Laisser pousser la nature en ville,… Pourquoi faire ?

Pas facile de faire cohabiter herbes et trottoir.

Face à la réglementation cette question est un véritable enjeu pour la commune et le service entretien des espaces verts.

La réglementation sur l’emploi de produits phytosanitaires évolue. Les produits phyto comme les herbicides, les fongicides, les insecticides sont de plus en plus reconnus comme néfastes pour la santé, et l’environnement.

En 2020, l’emploi de ces produits sera interdit sur les espaces publics. Il va donc falloir s’en passer, et ce changement de pratique va amener une évolution dans l’entretien de la commune. Plus de pesticide sur les trottoirs, plus de pesticide sur le chemin de l’école ! Nous voilà rassurés, mais aussi inquiets.

Comment lutter contre le pissenlit indésirable du trottoir ? Un vrai dilemme, des vraies questions de fond.

La commune a commencé à mettre en place une gestion différenciée des espaces verts. Cela veut dire que certains endroits sont moins fauchés, moins tondus parce que cela n’était pas nécessaire et que le cycle de la plante s’en trouve ainsi amélioré.
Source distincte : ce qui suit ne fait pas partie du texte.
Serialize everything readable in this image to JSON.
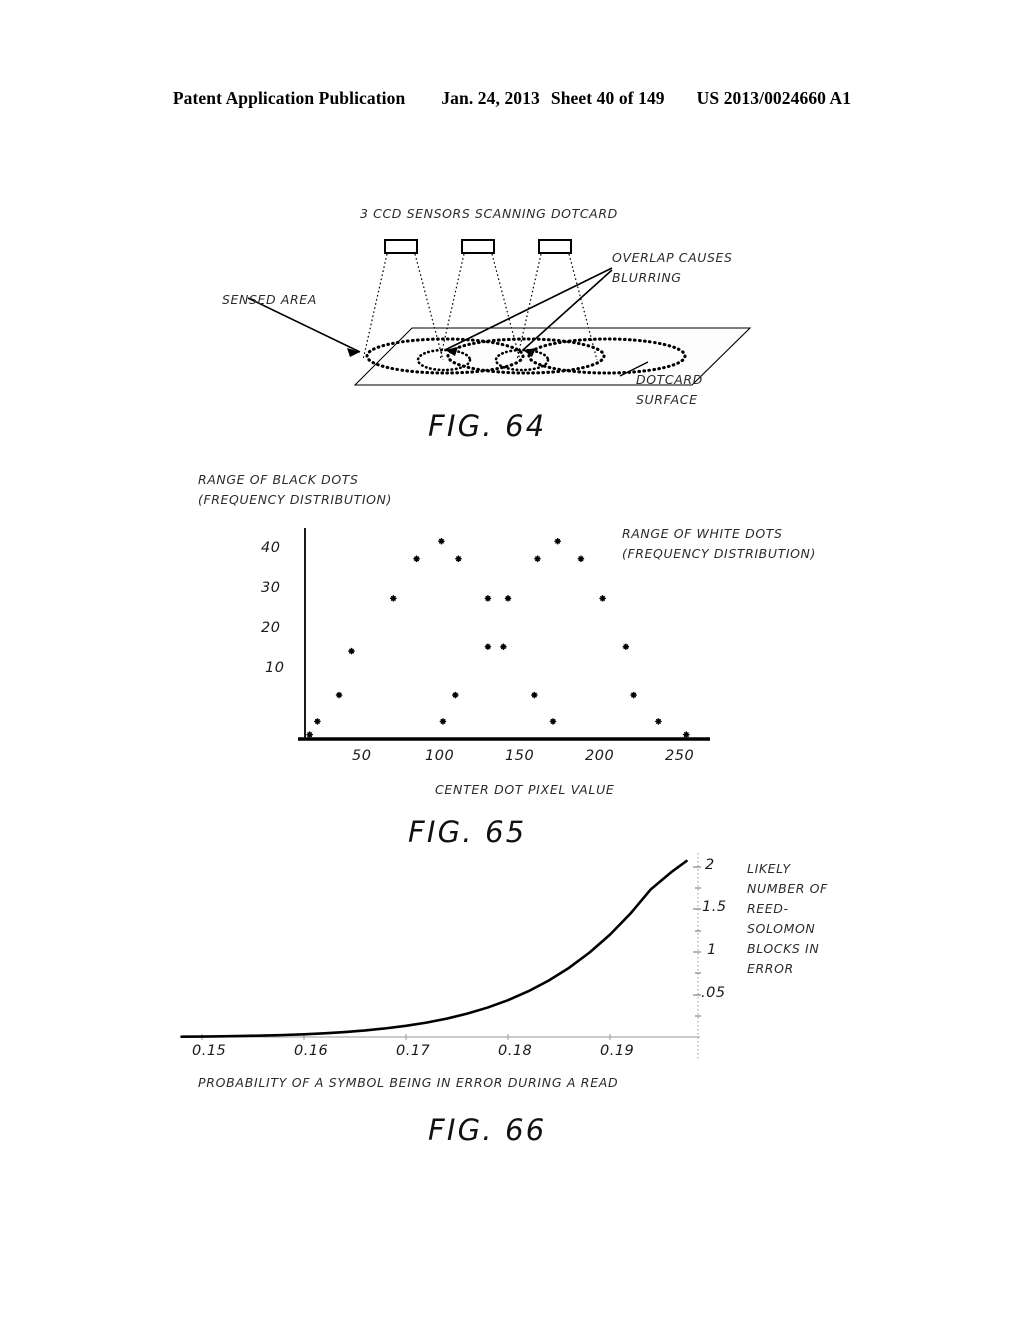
{
  "header": {
    "publication": "Patent Application Publication",
    "date": "Jan. 24, 2013",
    "sheet": "Sheet 40 of 149",
    "publication_number": "US 2013/0024660 A1"
  },
  "figures": [
    {
      "id": "fig64",
      "caption": "FIG. 64",
      "labels": {
        "top": "3 CCD SENSORS SCANNING DOTCARD",
        "right_upper_line1": "OVERLAP CAUSES",
        "right_upper_line2": "BLURRING",
        "left": "SENSED AREA",
        "right_lower_line1": "DOTCARD",
        "right_lower_line2": "SURFACE"
      }
    },
    {
      "id": "fig65",
      "caption": "FIG. 65",
      "labels": {
        "y_axis_line1": "RANGE OF BLACK DOTS",
        "y_axis_line2": "(FREQUENCY DISTRIBUTION)",
        "note_line1": "RANGE OF WHITE DOTS",
        "note_line2": "(FREQUENCY DISTRIBUTION)",
        "x_axis_title": "CENTER DOT PIXEL VALUE"
      }
    },
    {
      "id": "fig66",
      "caption": "FIG. 66",
      "labels": {
        "note_line1": "LIKELY",
        "note_line2": "NUMBER OF",
        "note_line3": "REED-",
        "note_line4": "SOLOMON",
        "note_line5": "BLOCKS IN",
        "note_line6": "ERROR",
        "x_axis_title": "PROBABILITY OF A SYMBOL BEING IN ERROR DURING A READ"
      }
    }
  ],
  "chart_data": [
    {
      "type": "scatter",
      "figure": "FIG. 65",
      "title": "",
      "ylabel": "RANGE OF BLACK DOTS (FREQUENCY DISTRIBUTION)",
      "xlabel": "CENTER DOT PIXEL VALUE",
      "annotation": "RANGE OF WHITE DOTS (FREQUENCY DISTRIBUTION)",
      "xlim": [
        0,
        260
      ],
      "ylim": [
        0,
        48
      ],
      "xticks": [
        50,
        100,
        150,
        200,
        250
      ],
      "yticks": [
        10,
        20,
        30,
        40
      ],
      "grid": false,
      "legend": "none",
      "points": [
        {
          "x": 3,
          "y": 1
        },
        {
          "x": 8,
          "y": 4
        },
        {
          "x": 22,
          "y": 10
        },
        {
          "x": 30,
          "y": 20
        },
        {
          "x": 57,
          "y": 32
        },
        {
          "x": 72,
          "y": 41
        },
        {
          "x": 88,
          "y": 45
        },
        {
          "x": 89,
          "y": 4
        },
        {
          "x": 97,
          "y": 10
        },
        {
          "x": 99,
          "y": 41
        },
        {
          "x": 118,
          "y": 21
        },
        {
          "x": 118,
          "y": 32
        },
        {
          "x": 128,
          "y": 21
        },
        {
          "x": 131,
          "y": 32
        },
        {
          "x": 148,
          "y": 10
        },
        {
          "x": 150,
          "y": 41
        },
        {
          "x": 160,
          "y": 4
        },
        {
          "x": 163,
          "y": 45
        },
        {
          "x": 178,
          "y": 41
        },
        {
          "x": 192,
          "y": 32
        },
        {
          "x": 207,
          "y": 21
        },
        {
          "x": 212,
          "y": 10
        },
        {
          "x": 228,
          "y": 4
        },
        {
          "x": 246,
          "y": 1
        }
      ]
    },
    {
      "type": "line",
      "figure": "FIG. 66",
      "title": "",
      "ylabel": "LIKELY NUMBER OF REED-SOLOMON BLOCKS IN ERROR",
      "xlabel": "PROBABILITY OF A SYMBOL BEING IN ERROR DURING A READ",
      "xlim": [
        0.1475,
        0.1985
      ],
      "ylim": [
        0,
        2.25
      ],
      "xticks": [
        0.15,
        0.16,
        0.17,
        0.18,
        0.19
      ],
      "xtick_labels": [
        "0.15",
        "0.16",
        "0.17",
        "0.18",
        "0.19"
      ],
      "yticks": [
        0.5,
        1,
        1.5,
        2
      ],
      "ytick_labels": [
        ".05",
        "1",
        "1.5",
        "2"
      ],
      "grid": false,
      "legend": "none",
      "series": [
        {
          "name": "likely blocks in error",
          "x": [
            0.148,
            0.15,
            0.152,
            0.154,
            0.156,
            0.158,
            0.16,
            0.162,
            0.164,
            0.166,
            0.168,
            0.17,
            0.172,
            0.174,
            0.176,
            0.178,
            0.18,
            0.182,
            0.184,
            0.186,
            0.188,
            0.19,
            0.192,
            0.194,
            0.196,
            0.1975
          ],
          "values": [
            0.004,
            0.006,
            0.009,
            0.013,
            0.018,
            0.025,
            0.034,
            0.046,
            0.062,
            0.082,
            0.108,
            0.14,
            0.18,
            0.23,
            0.292,
            0.368,
            0.46,
            0.572,
            0.706,
            0.866,
            1.056,
            1.28,
            1.542,
            1.846,
            2.06,
            2.2
          ]
        }
      ]
    }
  ]
}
Le temps gagné à ne pas tondre peut devenir du temps consacré au désherbage mécanique, cela devient une alternative au désherbage chimique.

La commune veut dès aujourd’hui se préparer à ce changement de pratique demandé pour 2020. Les alternatives aux pesticides ne sont pas faciles à mettre en place, celles-ci demandent de l’entrainement, des efforts, et donc suppose aussi parfois d’accepter quelques échecs.

Le projet actuel est de moins faucher certaines zones, et de changer le fleurissement en allant vers des plantes demandant moins d’entretien. Les sentes sont donc coupées en zone centrale uniquement, pour permettre le passage des piétons mais aussi la croissance complète des végétaux sur les côtés. Un petit labyrinthe est en cours d’élaboration rue Mermoz, alternant hauteur d’herbe et petits chemins. Des essais de jachères sont en cours.

Ces changements de pratiques ne sont pas faciles à mettre en place. Il faut du temps. Les résultats ne seront pas immédiats. Il faut accepter une période de transition.

L’expérience d’autres communes montre qu’il faut compter deux ou trois saisons de fauches complètes pour que la végétation s’harmonise et s’équilibre. Cette période de transition peut être perçue comme un moment inconfortable pour les équipes et aussi les habitants.

C’est en travaillant ensemble que la commune pourra réussir cette évolution.